About three quarters of the Park is planted mixed evergreen forest, and the rest is degraded hills with grasses. The plantations of the park are gradually restoring forest. The National Park is naturally protected by tea gardens on three sides and on the other side is Sylhet cantonment. Unlike many other forests in Bangladesh, the tree cover in Khadimnagar has increased in recent decades. Once largely bamboo jungle, in the early 1960s the Forest Department planted trees such as Teak (Tectona grandis), Champa (Michelia champaca), Mahogoni (Swietenia mahagoni), Jarul (Lagerstroemia speciosa), Arjun (Terminalia arjuna), and Amloki (Emblica officinalis). A diversity of commoner forest wildlife is present, including globally threatened Capped Langur and a population of nationally scarce Kalij Pheasant.
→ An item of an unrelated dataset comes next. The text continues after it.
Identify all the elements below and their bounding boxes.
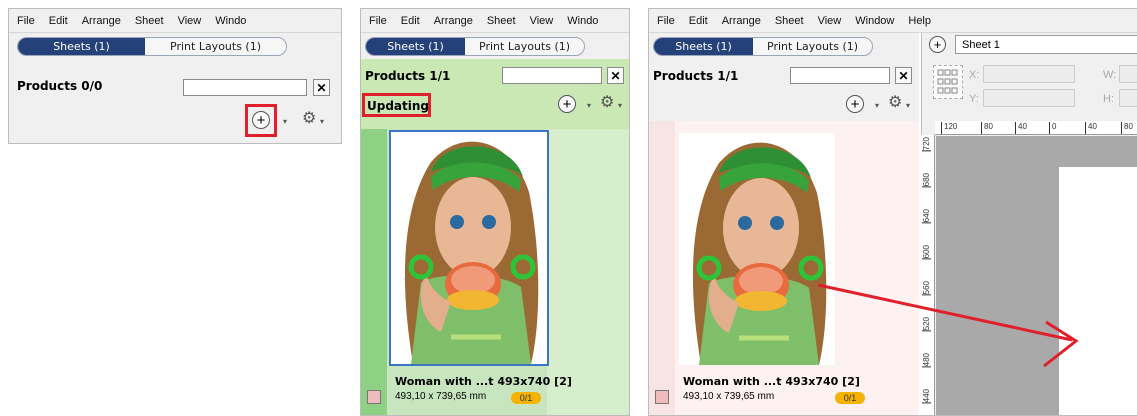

Inside and adjacent to the National Park lives a Laleng ethnic community known to outsiders as Patra, derived from the Bangla pathor or pator meaning stone (laleng means stone in the community’s own language). Like many ethnic communities they traditionally depend on forest, but this has costs – for example they traditionally cut trees to make charcoal. The CMC works with this and neighboring communities to change their fuel use to sustainable sources and more efficient stoves.